I can’t help but admire this line of thinking. I remember being at a bar once where an older white man had been discussing what he saw as the downfall of popular music. He dismissed Beyoncé with a disdainful tone, asking, “who will be listening to her in forty years, anyway?” While there will certainly be a whole chorus of people listening, the man’s imagination failed to even conceive of a world outside his own corporeal-auditory being.

I was also dumbfounded by the peculiar logic which drove that question. It was as though the man wanted to align his taste with a view that would look back at time, and through some historical gesture, authenticate his musical loves as the most appropriate. Taste turned into a game where one competed with history. This is not Overton’s interest.

Despite the claim to omniscience in the collection’s title, the brief introduction embraces the contingencies of taste. Overton is clear: this collection “cannot be the World’s 100 Best in 2027 any more than a collection made in 1827 could prove satisfactory now.” To assemble this collection is to make a statement about the contemporaneous time and culture. 

Another view on Overton
 from The Hartford Courant (September 15, 1929)

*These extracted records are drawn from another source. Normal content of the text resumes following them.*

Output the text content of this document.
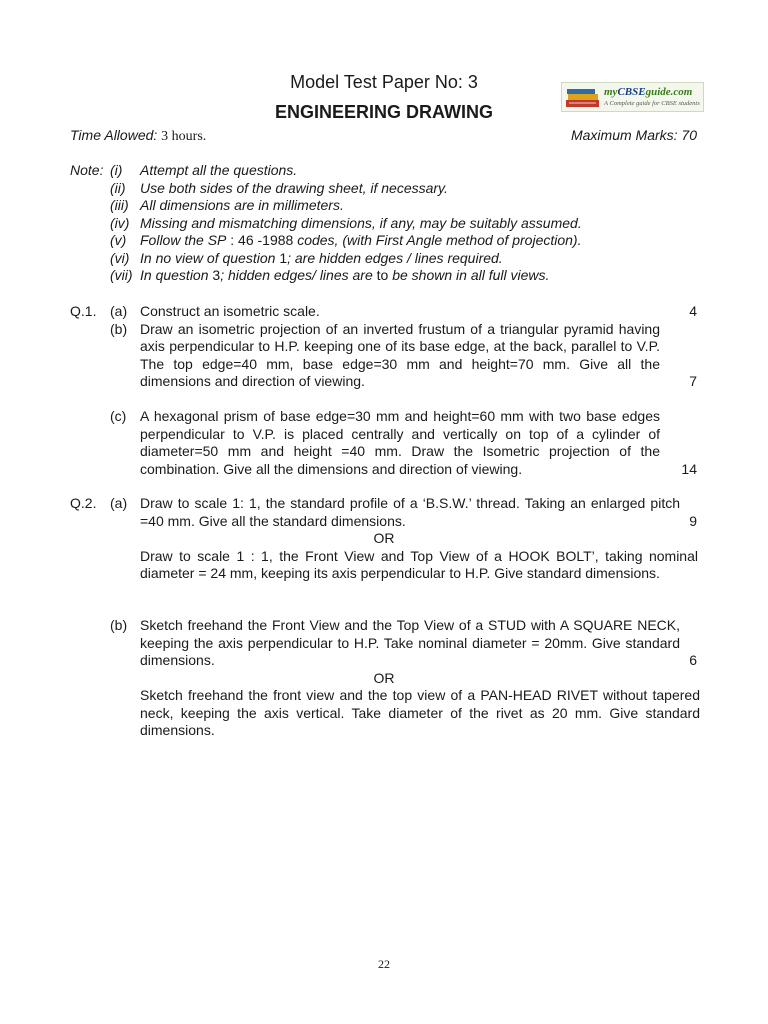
Model Test Paper No: 3
ENGINEERING DRAWING
myCBSEguide.com
A Complete guide for CBSE students
Time Allowed: 3 hours.	Maximum Marks: 70
Note: (i) Attempt all the questions.
(ii) Use both sides of the drawing sheet, if necessary.
(iii) All dimensions are in millimeters.
(iv) Missing and mismatching dimensions, if any, may be suitably assumed.
(v) Follow the SP : 46 -1988 codes, (with First Angle method of projection).
(vi) In no view of question 1; are hidden edges / lines required.
(vii) In question 3; hidden edges/ lines are to be shown in all full views.
Q.1. (a) Construct an isometric scale.	4
(b) Draw an isometric projection of an inverted frustum of a triangular pyramid having axis perpendicular to H.P. keeping one of its base edge, at the back, parallel to V.P. The top edge=40 mm, base edge=30 mm and height=70 mm. Give all the dimensions and direction of viewing.	7
(c) A hexagonal prism of base edge=30 mm and height=60 mm with two base edges perpendicular to V.P. is placed centrally and vertically on top of a cylinder of diameter=50 mm and height =40 mm. Draw the Isometric projection of the combination. Give all the dimensions and direction of viewing.	14
Q.2. (a) Draw to scale 1: 1, the standard profile of a ‘B.S.W.’ thread. Taking an enlarged pitch =40 mm. Give all the standard dimensions.	9
OR
Draw to scale 1 : 1, the Front View and Top View of a HOOK BOLT’, taking nominal diameter = 24 mm, keeping its axis perpendicular to H.P. Give standard dimensions.
(b) Sketch freehand the Front View and the Top View of a STUD with A SQUARE NECK, keeping the axis perpendicular to H.P. Take nominal diameter = 20mm. Give standard dimensions.	6
OR
Sketch freehand the front view and the top view of a PAN-HEAD RIVET without tapered neck, keeping the axis vertical. Take diameter of the rivet as 20 mm. Give standard dimensions.
22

Culture is, as the scholar Stuart Hall describes, the “dialectic between conditions and consciousness" and thought we may share a few conditions of 1927, I'm not sure literary sensibility is one of them. I hope that in reading the collection now I can see what that kind of contingency looks like 90 years later. 

Overton’s Overture will be a space to give quick and brief impressions on each of the stories as they are read on the day they are read. I will strive to write one post each weekday as I read these stories. Along the way I'll explore the structure behind the collection, the placement of each of these tales, and the frustration or exuberance of reading them now.

This will not be a hermitic space and it will not be a vestibule to life in 1927. Posts will not be concerned solely with what is in the text (as though the text wasn't already the result of a long process of creation, informed by politics, culture, and identity). This will be a place to reckon with these stories as they are organized. Overton’s Overture is a somewhat cheeky title but this blog will be a sort of blank notepad to work through this assembly of tales and try to figure out, “what it makes [me] feel.” 

Whether Overton’s overture will work, we’ll just have to see and hear.